アジア大会サッカー男子準々決勝(28日)、U―21日本代表は韓国に0―1で敗れて2連覇を逃した。2年後のリオデジャネイロ五輪出場を期待されるチームだが、アジアのライバルの前に実力不足を露呈。今後、チーム強化の見直しを迫られるのは必至で、五輪代表の“先輩”で昨季J1得点王のFW大久保嘉人(32=川崎)も厳しいジャッジを下した。

 失点はPKによる1点だったとはいえ、シュート数は3対11。開催国Vを狙う韓国が大会規定通りのU―23代表、しかもオーバーエージ(OA)選手を起用してきたとはいえ、日本は手も足も出ず。一方的に攻め込まれ、自分たちの攻撃は形にならなかった。

 1点を争う展開にもかかわらず、後半終了間際にペナルティーエリア内で主将のMF大島僚太(21=川崎)が不用意なファウルでPKを献上。試合の流れを読む力や危機察知能力の薄さばかりが目立った。責任を痛感した大島は「もっと実力を上げなければならない」と落胆した。

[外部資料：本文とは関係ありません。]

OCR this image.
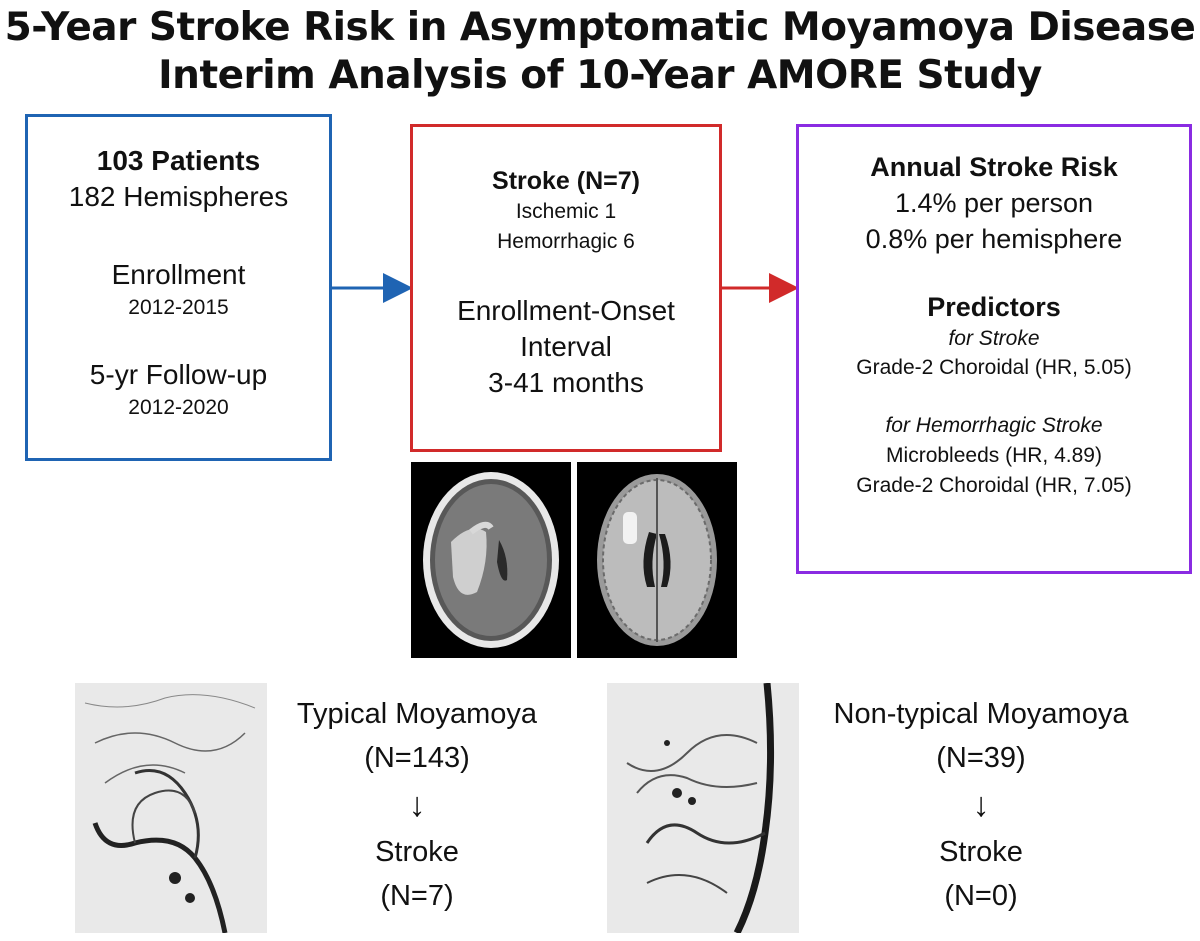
5-Year Stroke Risk in Asymptomatic Moyamoya Disease
Interim Analysis of 10-Year AMORE Study
103 Patients
182 Hemispheres
Enrollment
2012-2015
5-yr Follow-up
2012-2020
Stroke (N=7)
Ischemic 1
Hemorrhagic 6
Enrollment-Onset
Interval
3-41 months
Annual Stroke Risk
1.4% per person
0.8% per hemisphere
Predictors
for Stroke
Grade-2 Choroidal (HR, 5.05)
for Hemorrhagic Stroke
Microbleeds (HR, 4.89)
Grade-2 Choroidal (HR, 7.05)
Typical Moyamoya
(N=143)
↓
Stroke
(N=7)
Non-typical Moyamoya
(N=39)
↓
Stroke
(N=0)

 2年後のリオ五輪を目指すチームにとってはショックが残る内容。大会前は“飛び級”でハビエル・アギーレ監督(55)率いるA代表への招集を期待する声があったが、それどころではない結果で終わった。

 五輪代表の先輩の目も辛辣だ。2004年アテネ五輪に出場し、その後はA代表として10年南アフリカ大会、14年ブラジル大会とW杯2大会に出場した大久保は「全然(試合が)面白くないから、もう見てない。見る必要もないでしょ」と大会期間中にもかかわらず“無視”。「この中から上(A代表)に行けるヤツもほとんどいないんじゃないの」と辛口コメントを並べた。

 ここまで厳しい言い方をするのは大久保なりの理由がある。過去、五輪世代で活躍しながら、その後は表舞台から消えていった選手を数多く見てきたからだ。「(五輪代表に選出されても)いなくなっている選手は多いでしょ。単にうまくなかったのもいるし、周りがチヤホヤして調子に乗ってダメになったのもいる。俺らの世代でもそうだった」と“身分不相応”な取り上げられ方をされることの弊害を強調している。

 その中で大久保が“消えた選手”とはならずに輝いてきたのは「自分に自信があったから」と言い切る。大久保とともにアテネ五輪に出場したのはDF田中マルクス闘莉王(33=名古屋)やMF阿部勇樹(33=浦和)、MF今野泰幸(31=G大阪)といった個性が強い面々。当時オランダの名門フェイエノールトで活躍していたMF小野伸二(35=札幌)も最後OA枠で加わった。自信を持ち、自己主張なしでは生き残れなかった。

 だが、今回のアジア大会に出場したチームは、関係者から「練習中の声が少ないし、ガツガツしていない。国を背負って試合をする気持ちが伝わってこない」と戦う姿勢を疑問視されていた。1次リーグ・イラク戦で完敗した後に危機感を見せた選手も少数。「自信」と「過信」をはき違えたU―21代表に大久保が厳しい見方をするのも無理はない。

 今後は選手選考や戦術の見直しはもちろん、手倉森誠監督(46)のマネジメント力も問われる。来年3月に始まる五輪アジア1次予選まで、残された時間は少ない。